I bit my tongue last week when they took offence at Protein World’s Tube campaign questioning commuters’ ability to “keep up with a [very slim] Kardashian.” It was, allegedly, an affront to the corpulent; the promotion of unrealistic body ambitions: “fat shaming”.
A week on and enter the Germans, faced with their own barrage of offence over an ad from supermarket chain Edeka.
Like all good German folk tales, this one is backdropped by a snow-laden village, where the populace are thoroughly distended through poor nutrition. The protagonist, a young balloon, eats lots of healthy berries, loses weight, and learns to fly, much to the disdain of his still-fat townsfolk. The point is, healthy eating helped him to lose weight.
Talk about unrealistic body expectations. It seems that whether you’re a photoshopped-thin Kardashian, or a rotund German boy, your weight is insulting to someone. For an advertiser to avoid so-called “fat shaming”, you need to employ only the decidedly average; those with a BMI of 18.5 – 24.9.
Or maybe don’t. Perhaps, as humans, we’re predisposed to find extreme difference – whether svelte-bodied or cartoonishly plump – engaging, because it makes us question ourselves.

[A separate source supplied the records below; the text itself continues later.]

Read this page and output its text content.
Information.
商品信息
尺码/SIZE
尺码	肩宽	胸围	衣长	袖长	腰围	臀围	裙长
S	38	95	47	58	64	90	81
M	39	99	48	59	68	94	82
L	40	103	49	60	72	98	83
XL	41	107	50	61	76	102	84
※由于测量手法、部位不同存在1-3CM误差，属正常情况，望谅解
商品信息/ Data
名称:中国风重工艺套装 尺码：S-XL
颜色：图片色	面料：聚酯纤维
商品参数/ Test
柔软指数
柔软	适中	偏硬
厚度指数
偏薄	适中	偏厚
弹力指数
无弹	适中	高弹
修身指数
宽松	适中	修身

And obviously, especially in the case of Protein World, a repeat offender in the realm of “fat shaming” following the “Are you beach body ready?” campaign in 2015, the point has become to shock and offend, because it gets column inches from those gracious enough to get offended on our behalf.

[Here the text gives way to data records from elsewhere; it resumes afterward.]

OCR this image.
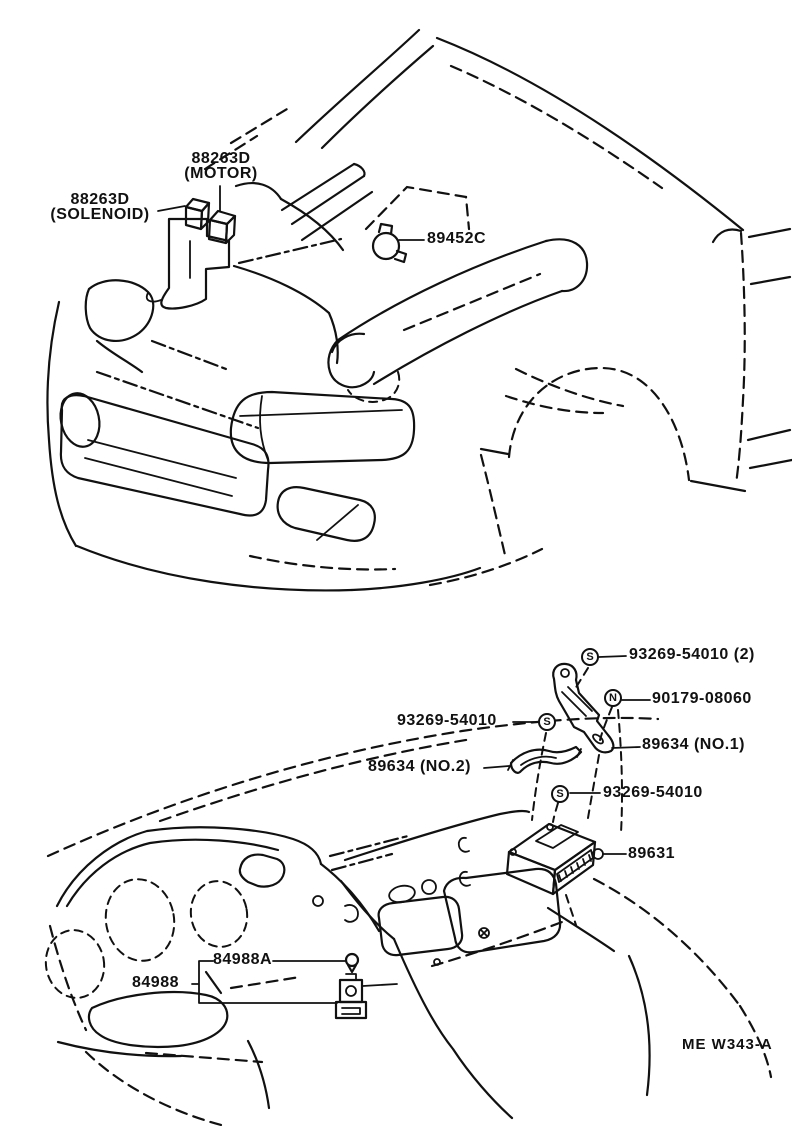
88263D
(MOTOR)
88263D
(SOLENOID)
89452C
S	93269-54010 (2)
N	90179-08060
93269-54010	S
89634 (NO.1)
89634 (NO.2)
S	93269-54010
89631
84988A
84988
ME W343-A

Advertising is unrealistic: it offers accentuated versions of our desired or undesired self, and solutions to achieve or avoid them. A Volvo ad showing a happy family isn’t #familyshaming, inasmuch as a grisly anti-smoking campaign isn’t #smokeshaming – it’s advertising, it has a purpose.
I will boldly surmise that most people aren’t offended by these ads; it’s patronising to think that we’re so vulnerable as to be incapable of seeing through them. But it’s dangerous to assume they should be censored.
Perhaps advertisers need the Vicariously Offended; the most famous books have been banned for upsetting someone. Every time a media outlet annoys Trump we’re told that “if you’re upsetting someone, you’re probably doing something right.”
It’s healthy to be offended, and both of these advertisers are challenging preconceived notions of normality through distinguishing the extreme. Are we really so impressionable, so servile to the media, that absurd advertising dictates our reality?
Elliott Haworth is business features writer at City A.M.